Chloe, a roder rider with brachial plexus, rides a horse during a barrel race.
Chloe Neff, a rodeo rider with brachial plexus birth palsy, will compete in barrel racing world championships. 

Barrel racing isn’t for the faint-hearted, that’s for sure.

In this rodeo event, horses and riders whip around barrels at lightning speeds. Tails flourish in the air and muscles ripple. Powerful horses are coaxed by their riders to spin around each barrel as quickly as possible.

One such duo, 16-year-old Chloe Neff and her horse, Raise a Glass Dancer, will soon be on their way to barrel racing’s world championships.

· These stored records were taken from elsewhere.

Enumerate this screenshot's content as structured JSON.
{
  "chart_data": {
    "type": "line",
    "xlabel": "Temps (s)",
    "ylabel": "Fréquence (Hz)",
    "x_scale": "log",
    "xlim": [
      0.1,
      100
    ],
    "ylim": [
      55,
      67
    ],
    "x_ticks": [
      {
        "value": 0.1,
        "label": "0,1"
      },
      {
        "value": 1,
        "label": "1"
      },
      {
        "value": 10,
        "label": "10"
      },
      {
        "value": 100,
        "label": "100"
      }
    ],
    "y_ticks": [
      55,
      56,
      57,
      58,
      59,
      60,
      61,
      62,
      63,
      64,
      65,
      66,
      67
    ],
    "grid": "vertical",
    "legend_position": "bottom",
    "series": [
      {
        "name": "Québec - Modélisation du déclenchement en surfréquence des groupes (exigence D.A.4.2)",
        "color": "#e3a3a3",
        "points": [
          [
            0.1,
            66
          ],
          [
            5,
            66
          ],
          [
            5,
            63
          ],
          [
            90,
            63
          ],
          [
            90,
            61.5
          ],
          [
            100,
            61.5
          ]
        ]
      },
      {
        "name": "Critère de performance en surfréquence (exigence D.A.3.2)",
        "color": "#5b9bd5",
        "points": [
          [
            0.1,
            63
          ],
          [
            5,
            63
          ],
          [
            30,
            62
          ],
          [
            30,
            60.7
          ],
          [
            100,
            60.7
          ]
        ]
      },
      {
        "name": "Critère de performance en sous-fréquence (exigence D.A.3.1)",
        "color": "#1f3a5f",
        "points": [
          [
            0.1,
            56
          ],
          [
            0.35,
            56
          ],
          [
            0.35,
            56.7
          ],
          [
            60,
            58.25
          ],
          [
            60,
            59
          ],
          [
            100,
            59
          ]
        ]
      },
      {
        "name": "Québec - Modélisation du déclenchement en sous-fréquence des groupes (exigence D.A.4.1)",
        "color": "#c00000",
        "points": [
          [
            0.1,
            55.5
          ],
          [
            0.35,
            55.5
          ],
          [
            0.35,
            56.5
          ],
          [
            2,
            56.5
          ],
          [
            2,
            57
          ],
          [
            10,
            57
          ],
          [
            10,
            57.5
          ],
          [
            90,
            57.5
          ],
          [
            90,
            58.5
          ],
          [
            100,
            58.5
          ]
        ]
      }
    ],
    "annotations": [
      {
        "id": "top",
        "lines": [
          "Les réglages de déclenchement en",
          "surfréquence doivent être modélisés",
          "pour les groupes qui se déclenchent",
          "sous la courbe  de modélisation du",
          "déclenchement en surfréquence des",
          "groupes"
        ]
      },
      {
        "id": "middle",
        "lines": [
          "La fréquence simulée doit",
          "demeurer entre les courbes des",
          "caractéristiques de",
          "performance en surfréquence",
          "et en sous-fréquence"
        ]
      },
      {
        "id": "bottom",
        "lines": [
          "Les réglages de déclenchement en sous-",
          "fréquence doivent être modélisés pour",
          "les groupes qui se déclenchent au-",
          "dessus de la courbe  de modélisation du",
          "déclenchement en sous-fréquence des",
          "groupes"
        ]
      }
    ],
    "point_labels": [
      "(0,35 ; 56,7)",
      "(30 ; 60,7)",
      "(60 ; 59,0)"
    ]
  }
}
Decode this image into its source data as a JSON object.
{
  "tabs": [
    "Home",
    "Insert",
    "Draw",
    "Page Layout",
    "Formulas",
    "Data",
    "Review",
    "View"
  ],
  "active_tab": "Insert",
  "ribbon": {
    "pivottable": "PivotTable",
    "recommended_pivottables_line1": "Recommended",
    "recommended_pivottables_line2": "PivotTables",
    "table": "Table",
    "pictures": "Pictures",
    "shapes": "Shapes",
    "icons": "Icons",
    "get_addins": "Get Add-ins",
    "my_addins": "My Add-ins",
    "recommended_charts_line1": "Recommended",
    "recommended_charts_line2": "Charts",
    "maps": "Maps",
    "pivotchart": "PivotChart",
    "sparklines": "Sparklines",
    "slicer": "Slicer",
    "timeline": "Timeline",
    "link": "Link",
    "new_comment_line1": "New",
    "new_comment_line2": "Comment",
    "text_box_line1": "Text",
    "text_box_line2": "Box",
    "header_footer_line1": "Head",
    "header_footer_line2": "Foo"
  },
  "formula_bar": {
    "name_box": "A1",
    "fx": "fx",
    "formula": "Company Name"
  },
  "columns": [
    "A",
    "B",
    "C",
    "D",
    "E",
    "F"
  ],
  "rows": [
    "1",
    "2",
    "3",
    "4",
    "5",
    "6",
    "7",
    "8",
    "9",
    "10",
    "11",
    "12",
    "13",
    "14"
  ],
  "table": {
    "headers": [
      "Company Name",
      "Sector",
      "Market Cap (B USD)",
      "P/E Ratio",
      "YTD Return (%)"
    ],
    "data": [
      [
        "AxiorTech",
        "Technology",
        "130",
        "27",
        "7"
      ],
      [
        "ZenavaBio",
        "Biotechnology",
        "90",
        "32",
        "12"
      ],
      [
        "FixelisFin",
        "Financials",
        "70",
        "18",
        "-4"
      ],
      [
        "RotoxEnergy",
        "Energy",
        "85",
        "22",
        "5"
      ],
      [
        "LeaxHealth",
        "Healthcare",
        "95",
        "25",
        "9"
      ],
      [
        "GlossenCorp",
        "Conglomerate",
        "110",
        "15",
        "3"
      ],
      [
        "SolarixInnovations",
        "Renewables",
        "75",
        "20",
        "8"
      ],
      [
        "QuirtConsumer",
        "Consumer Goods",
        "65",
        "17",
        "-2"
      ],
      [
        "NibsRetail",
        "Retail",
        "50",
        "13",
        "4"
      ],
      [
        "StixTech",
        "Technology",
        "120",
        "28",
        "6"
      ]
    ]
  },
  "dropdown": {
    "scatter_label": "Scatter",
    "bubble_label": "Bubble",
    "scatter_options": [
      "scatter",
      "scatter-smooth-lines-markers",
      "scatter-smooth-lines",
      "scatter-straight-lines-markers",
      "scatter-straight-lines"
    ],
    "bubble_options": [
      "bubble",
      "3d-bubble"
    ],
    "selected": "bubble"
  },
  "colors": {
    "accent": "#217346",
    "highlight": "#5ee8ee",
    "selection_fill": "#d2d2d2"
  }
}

“If you keep trying and working at it, you can do anything you want to,” says Chloe. Her record for completing a barrel course is 16.6 seconds. “Right now, Glass and I are working toward a 15.”

In the Perry, Georgia, stadium where barrel racing world championships will be held later this year, Chloe’s parents may be the only people to notice anything seemingly different about Chloe, as she and Glass flash past the stands. That’s because Chloe, who has received care from the Brachial Plexus Program at Boston Children’s Hospital since she was 5 months old, sustained damage to her left brachial plexus nerve when she was born. The injury jeopardized Chloe’s use of her left shoulder, elbow, wrist and hand.